Agora, Gotham City virou realidade e está toda lá no neorrealismo contemporâneo de “Coringa”, o filme dirigido por Todd Phillips que é uma fratura exposta expelindo sangue por todos os poros. Não, não é o que chamam de “violência gratuita”. O cinema é um espelho que reflete o mundo a sua volta, o cinema não inventa nada, pode até adornar as cenas com efeitos especiais de imagem e som, mas o que está ali, na tela, diante dos nossos olhos e ouvidos é a cara da realidade refletida no espelho nem tão mágico do cinema.

Gotham City existe, é uma cidade onde os párias que sobrevivem no sub emprego são espancados nas ruas por uma juventude sem rumo nem futuro, os assalariados andam de ônibus com os vidros pichados ou em trens do metrô idem. Os elevadores dos prédios habitados pelos desvalidos de Gotham City são mal conservados, rangem e param subitamente antes de chegar no andar desejado. A prefeitura de Gotham City cortou as verbas dos programas sociais e isso implica o fim da assistência médica psiquiátrica e os remédios distribuídos gratuitamente com os mais necessitados (qualquer semelhança não terá sido mera coincidência).

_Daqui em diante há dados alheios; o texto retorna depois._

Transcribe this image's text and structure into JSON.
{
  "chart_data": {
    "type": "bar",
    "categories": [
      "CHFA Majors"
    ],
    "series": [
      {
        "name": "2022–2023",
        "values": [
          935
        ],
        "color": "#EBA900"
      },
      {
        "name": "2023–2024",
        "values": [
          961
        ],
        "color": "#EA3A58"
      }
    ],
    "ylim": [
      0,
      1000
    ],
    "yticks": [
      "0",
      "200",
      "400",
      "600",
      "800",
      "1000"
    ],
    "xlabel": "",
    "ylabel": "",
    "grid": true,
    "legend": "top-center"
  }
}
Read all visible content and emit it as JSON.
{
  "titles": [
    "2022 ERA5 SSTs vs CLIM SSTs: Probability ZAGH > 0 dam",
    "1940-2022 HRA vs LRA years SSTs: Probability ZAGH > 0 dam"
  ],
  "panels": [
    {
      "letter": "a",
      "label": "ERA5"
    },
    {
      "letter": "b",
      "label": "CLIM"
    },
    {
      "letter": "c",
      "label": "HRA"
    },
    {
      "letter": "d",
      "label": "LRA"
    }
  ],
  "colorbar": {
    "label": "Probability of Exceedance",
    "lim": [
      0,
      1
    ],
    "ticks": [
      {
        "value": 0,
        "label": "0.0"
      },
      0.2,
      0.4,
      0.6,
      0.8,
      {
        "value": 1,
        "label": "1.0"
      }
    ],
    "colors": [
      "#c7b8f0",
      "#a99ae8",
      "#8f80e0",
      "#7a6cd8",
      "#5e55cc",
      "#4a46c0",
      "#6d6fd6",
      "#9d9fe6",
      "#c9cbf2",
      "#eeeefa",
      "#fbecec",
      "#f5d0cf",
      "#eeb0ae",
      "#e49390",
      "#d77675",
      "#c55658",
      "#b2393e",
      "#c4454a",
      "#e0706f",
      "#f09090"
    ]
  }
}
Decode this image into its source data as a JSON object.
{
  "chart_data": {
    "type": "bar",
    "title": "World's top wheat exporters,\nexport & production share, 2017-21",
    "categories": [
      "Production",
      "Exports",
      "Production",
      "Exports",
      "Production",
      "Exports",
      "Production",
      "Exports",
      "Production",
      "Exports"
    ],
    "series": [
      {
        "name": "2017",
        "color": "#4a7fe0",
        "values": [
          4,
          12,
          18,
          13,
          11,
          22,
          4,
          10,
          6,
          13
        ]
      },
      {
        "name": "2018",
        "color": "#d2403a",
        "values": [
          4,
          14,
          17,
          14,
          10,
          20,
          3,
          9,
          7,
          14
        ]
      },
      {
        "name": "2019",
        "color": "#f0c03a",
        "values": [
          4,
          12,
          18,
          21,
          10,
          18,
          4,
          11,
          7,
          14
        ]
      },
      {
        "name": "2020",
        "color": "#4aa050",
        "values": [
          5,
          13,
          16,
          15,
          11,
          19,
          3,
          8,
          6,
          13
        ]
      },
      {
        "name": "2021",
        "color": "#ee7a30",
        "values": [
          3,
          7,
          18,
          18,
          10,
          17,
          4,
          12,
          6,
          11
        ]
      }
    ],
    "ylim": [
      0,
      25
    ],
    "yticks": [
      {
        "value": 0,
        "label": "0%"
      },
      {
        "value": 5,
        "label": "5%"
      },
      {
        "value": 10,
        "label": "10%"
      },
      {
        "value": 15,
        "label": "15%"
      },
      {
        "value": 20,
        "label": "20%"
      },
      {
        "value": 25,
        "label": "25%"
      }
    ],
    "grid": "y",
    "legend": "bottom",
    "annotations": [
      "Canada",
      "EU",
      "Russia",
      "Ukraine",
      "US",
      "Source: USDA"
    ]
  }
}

Os lixeiros de Gotham City estão em greve, o lixo toma conta da cidade e ratos gigantescos começam a aparecer por todas as partes. Essa é uma metáfora irônica e poderosa anunciada logo nos primeiros segundos de “Coringa”, o mais politizado dos filmes produzidos pela DC Entertainment. É nesse cenário realista que o incrível Joaquin Phoenix desenvolve o seu Coringa, um simples palhaço de rua que acaba sendo transformado pelas circunstancias num cruel assassino e, posteriormente, no líder de um movimento popular por reivindicação de cidadania.

A televisão, o rádio e os jornais são os braços óbvios do poder dominante em Gotham City (aliás, como em todo lugar) e o Coringa decide enfrentar essa máquina ao seu modo numa das sequências mais impactantes do filme.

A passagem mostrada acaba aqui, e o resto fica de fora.